When Racism becomes too common!
I heard the other night that a police car ran over a ten year boy. The vital prognostic of the latter is judged more than serious. It is also said that the first emergency aid to the child was given by passer byes and not the police. I also learn that the boy is obviously of ethnic minority backgrounds. Nothing shocks me anymore in this country, so I am not surprised at all by what happened. It is not the first time I have heard stories about civil servants or people representing authority acting against the interest of the people they have the duty to serve in France. This is especially true with ethnic minorities in France. As a matter of fact in the sub-Saharan community the story goes that when you call the firemen for an emergency, they will not take your case seriously if your name sounds African to them. If you find yourself injured or in any bad situation you’d better call a taxi and go to the hospital on your own. This is what happened to my Dad some 4 years ago and I have heard the same story many times since, always from the mouth of sub-Saharan Africans. Some ethnic minorities in the French suburbs and poor districts of Paris are even convinced that it was part of the authority’s agenda in the eighties and nineties to carry out chirurgical intervention on women of their community at birth delivery – and this against their will- so that they do not give birth to more children in the future.
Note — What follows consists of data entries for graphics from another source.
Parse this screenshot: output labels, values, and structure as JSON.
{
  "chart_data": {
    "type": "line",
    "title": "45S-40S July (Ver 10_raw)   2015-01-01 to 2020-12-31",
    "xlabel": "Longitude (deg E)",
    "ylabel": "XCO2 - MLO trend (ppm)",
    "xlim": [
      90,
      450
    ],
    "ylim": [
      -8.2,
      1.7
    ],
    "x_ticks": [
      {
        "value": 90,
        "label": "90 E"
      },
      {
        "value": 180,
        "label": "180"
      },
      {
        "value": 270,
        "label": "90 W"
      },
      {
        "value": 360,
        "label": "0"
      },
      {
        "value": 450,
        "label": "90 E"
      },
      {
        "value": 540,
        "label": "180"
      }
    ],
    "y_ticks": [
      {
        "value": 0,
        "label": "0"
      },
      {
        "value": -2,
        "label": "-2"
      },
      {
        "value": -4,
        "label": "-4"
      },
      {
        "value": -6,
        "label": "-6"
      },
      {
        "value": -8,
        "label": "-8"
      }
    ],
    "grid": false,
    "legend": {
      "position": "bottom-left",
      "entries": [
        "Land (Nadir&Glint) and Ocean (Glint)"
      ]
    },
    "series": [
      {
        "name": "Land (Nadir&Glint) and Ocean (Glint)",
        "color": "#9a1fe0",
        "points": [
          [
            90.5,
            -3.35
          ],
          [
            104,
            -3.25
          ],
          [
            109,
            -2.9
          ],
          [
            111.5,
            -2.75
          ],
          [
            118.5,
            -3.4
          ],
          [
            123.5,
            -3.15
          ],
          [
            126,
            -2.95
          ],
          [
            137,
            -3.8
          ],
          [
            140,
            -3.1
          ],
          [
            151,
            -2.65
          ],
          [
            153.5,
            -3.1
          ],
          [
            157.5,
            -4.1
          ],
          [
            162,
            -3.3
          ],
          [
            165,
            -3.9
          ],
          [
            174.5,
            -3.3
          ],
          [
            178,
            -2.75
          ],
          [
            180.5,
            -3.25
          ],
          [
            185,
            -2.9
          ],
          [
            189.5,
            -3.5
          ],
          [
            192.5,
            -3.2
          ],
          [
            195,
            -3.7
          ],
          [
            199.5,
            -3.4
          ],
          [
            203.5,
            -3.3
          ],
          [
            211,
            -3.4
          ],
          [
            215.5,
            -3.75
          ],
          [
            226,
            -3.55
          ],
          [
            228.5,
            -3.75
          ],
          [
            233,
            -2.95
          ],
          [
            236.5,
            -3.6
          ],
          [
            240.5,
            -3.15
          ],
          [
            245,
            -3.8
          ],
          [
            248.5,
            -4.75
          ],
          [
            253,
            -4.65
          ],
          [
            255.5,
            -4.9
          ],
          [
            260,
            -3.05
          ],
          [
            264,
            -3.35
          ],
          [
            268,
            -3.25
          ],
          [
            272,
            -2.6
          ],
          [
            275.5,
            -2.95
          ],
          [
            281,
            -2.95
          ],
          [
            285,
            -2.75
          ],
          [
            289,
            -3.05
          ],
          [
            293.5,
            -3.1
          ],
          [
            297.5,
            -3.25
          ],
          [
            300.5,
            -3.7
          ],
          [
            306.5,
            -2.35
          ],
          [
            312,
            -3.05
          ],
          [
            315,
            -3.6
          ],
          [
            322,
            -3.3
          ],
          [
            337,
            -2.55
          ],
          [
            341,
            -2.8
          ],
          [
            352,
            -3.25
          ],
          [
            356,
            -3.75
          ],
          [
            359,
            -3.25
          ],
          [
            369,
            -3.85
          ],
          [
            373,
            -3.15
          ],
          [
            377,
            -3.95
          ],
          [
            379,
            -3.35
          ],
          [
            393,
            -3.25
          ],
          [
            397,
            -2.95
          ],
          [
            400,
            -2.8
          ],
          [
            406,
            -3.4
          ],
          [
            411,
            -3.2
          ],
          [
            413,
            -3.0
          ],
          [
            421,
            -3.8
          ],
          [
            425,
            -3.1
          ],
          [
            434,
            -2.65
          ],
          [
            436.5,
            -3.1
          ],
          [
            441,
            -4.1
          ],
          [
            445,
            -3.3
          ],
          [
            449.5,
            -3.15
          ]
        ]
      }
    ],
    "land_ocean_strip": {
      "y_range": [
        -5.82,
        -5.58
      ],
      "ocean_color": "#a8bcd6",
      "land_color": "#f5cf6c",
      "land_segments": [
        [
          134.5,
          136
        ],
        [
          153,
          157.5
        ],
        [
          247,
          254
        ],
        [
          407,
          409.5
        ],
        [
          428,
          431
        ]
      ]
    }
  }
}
The revelation the other night of the French police detaining DNA samples of some ethnic minorities without there being any reason
for taking such measures, is a clear message that the assumptions going on in the Sub-Saharan community of Paris should not be minimized or ignored (http://www.france24.com/en/20101007-french-police-accused-keeping-secret-lists-roma).
In an article posted on www.politis.fr on February 13th 2010, Claude-Marie Vadrot perfectly describes the racist atmosphere that reigns in France. According to him the facts speak for themselves at the very moment one enters or steps on the French soil
(http://www.politis.fr/Racisme-ou-fascisme-ordinaire-au,9557.html). It was also revealed two days ago that a 35 years old man and his daughter aged six were expelled from an ophthalmologist’s surgery on the grounds that they were North Africans. The specialist insulted them using the terms
“dirty Arabs” and he confessed in public that he does not receive Arabs in his surgery. The matter became public only because the victim, unlike people of the previous generations of North African descents, knew his rights and was not scared of suing the specialist for racist insults and discrimination. But the story of course does not tell us if the victim’s complaint will finally be seriously considered and satisfied one day.
All forms of racism and discrimination in France have reached such a point that the solution can no longer come from within the country; hence the attempts of activist organisations to find support and collaboration at European and international level now. The controversy against Rachid Bouchareb’s (http://fr.wikipedia.org/wiki/Rachid_Bouchareb) last movie “Hors la loi” is just another illustration of the will of an important part of the French population to keep alienated the younger generation of North African descents from their own historical past.
Yes, nothing shocks me anymore, and strangely enough, I bear no grievances deep inside against any people or group of people. I however think that it is very important for other ethnic minorities in the rest of Europe to understand what is actually happening in France. It is also very important for them to feel concerned. Getting united with us against the re-emergence of racism in France can only help other European nations such as Britain avoid falling into a form of racism that would only make of their country a “copycat”.